A 32-year-old woman presents with sudden right hemiplegia 2 days after starting combined oral contraceptive pills. She had a 5-day history of worsening headache. CT brain shows a haemorrhagic infarction in the right hemisphere that does not conform to any standard arterial territory. What is the diagnosis and the correct treatment?

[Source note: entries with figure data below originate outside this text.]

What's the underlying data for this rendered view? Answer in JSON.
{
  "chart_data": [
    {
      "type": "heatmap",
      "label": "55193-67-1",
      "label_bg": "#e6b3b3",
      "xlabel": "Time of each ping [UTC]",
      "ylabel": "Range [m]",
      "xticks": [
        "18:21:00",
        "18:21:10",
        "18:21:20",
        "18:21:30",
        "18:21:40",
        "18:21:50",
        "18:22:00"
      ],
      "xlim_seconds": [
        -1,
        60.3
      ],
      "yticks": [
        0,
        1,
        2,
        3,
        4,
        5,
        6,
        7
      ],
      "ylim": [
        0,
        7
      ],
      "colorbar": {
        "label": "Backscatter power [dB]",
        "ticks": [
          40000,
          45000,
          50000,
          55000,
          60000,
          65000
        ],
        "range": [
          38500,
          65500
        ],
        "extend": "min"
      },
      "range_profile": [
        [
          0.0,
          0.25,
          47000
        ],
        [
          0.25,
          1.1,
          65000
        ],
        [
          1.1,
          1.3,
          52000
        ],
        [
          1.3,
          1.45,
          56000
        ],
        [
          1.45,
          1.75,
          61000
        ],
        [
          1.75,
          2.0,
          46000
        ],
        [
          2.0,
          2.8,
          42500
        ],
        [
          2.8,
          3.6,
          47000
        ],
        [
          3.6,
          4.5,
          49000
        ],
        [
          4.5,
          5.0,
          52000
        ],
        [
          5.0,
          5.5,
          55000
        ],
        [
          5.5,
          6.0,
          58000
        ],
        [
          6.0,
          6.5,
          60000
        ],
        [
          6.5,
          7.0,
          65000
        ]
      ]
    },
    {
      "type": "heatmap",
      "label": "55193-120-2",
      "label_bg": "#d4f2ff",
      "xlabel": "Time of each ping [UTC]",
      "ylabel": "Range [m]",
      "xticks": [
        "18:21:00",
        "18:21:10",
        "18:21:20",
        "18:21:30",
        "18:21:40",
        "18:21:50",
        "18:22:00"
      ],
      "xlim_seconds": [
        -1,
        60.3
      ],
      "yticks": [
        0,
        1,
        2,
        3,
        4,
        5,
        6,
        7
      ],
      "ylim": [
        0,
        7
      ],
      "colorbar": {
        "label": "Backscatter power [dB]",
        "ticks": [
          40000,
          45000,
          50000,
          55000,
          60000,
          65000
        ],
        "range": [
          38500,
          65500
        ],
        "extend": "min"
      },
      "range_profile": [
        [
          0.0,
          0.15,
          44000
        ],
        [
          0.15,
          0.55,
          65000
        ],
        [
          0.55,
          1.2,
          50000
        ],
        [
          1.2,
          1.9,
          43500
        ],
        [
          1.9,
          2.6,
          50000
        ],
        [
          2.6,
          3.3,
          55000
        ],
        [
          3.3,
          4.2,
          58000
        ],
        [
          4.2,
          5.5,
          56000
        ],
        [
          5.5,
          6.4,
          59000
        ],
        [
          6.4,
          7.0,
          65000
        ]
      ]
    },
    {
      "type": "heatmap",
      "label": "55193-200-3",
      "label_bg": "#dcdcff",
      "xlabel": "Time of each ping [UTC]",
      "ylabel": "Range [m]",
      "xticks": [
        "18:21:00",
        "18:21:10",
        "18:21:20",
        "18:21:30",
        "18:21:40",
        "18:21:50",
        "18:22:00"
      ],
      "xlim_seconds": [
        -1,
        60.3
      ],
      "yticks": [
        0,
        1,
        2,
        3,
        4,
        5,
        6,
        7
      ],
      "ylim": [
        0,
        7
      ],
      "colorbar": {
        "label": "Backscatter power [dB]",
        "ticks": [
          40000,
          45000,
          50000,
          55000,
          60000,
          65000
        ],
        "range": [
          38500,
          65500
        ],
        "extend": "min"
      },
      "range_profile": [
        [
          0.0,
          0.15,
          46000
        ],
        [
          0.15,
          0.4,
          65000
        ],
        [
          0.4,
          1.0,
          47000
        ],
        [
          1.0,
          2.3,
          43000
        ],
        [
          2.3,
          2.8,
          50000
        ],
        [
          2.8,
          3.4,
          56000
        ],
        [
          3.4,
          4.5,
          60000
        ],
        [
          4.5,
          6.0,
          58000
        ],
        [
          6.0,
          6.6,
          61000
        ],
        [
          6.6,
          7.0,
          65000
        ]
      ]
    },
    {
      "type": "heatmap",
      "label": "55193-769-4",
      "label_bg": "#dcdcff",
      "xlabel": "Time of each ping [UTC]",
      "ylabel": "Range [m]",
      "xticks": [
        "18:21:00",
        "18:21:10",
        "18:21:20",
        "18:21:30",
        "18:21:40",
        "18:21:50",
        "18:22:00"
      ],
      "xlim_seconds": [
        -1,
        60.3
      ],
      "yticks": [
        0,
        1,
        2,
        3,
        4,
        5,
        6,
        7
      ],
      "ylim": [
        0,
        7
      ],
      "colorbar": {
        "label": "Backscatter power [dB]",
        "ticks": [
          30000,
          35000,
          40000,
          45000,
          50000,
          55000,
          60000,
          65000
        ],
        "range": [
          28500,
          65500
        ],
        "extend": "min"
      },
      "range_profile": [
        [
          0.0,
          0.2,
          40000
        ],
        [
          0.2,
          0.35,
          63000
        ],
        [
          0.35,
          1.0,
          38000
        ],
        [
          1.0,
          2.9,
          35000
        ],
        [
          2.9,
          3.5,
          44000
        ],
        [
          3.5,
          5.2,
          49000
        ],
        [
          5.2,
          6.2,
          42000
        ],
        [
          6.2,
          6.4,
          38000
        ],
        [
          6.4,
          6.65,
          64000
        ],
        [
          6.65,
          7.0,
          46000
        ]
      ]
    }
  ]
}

A. Cardioembolic stroke from OCP-induced AF — withhold anticoagulation because of haemorrhage

B. Cerebral venous sinus thrombosis (CVST) — treat with anticoagulation (LMWH then warfarin or DOAC) despite the haemorrhage on CT

C. Ischaemic stroke from antiphospholipid syndrome — give aspirin only

D. Hypertensive ICH from OCP-related hypertension — treat conservatively without anticoagulation

Reveal Answer

Answer: B. Cerebral venous sinus thrombosis (CVST) — treat with anticoagulation (LMWH then warfarin or DOAC) despite the haemorrhage on CT

This is CVST: young woman on OCP (oestrogen drives a hypercoagulable state and predisposes to CVST), preceding headache (raised ICP from impaired venous drainage), haemorrhagic infarction not conforming to an arterial territory (venous infarcts cross arterial boundaries). CVST is treated with anticoagulation — LMWH initially, then warfarin or DOAC — EVEN when there is haemorrhagic infarction. This is the critical exception: the haemorrhage in CVST is caused by venous hypertension (not arterial rupture), and anticoagulation stops thrombosis propagation and reduces venous pressure, actually reducing bleeding risk. Withholding anticoagulation in CVST because of CT haemorrhage is a potentially fatal error. OCP should be stopped immediately. Diagnosis is confirmed by MRI + MRV showing absent flow signal in the sinus.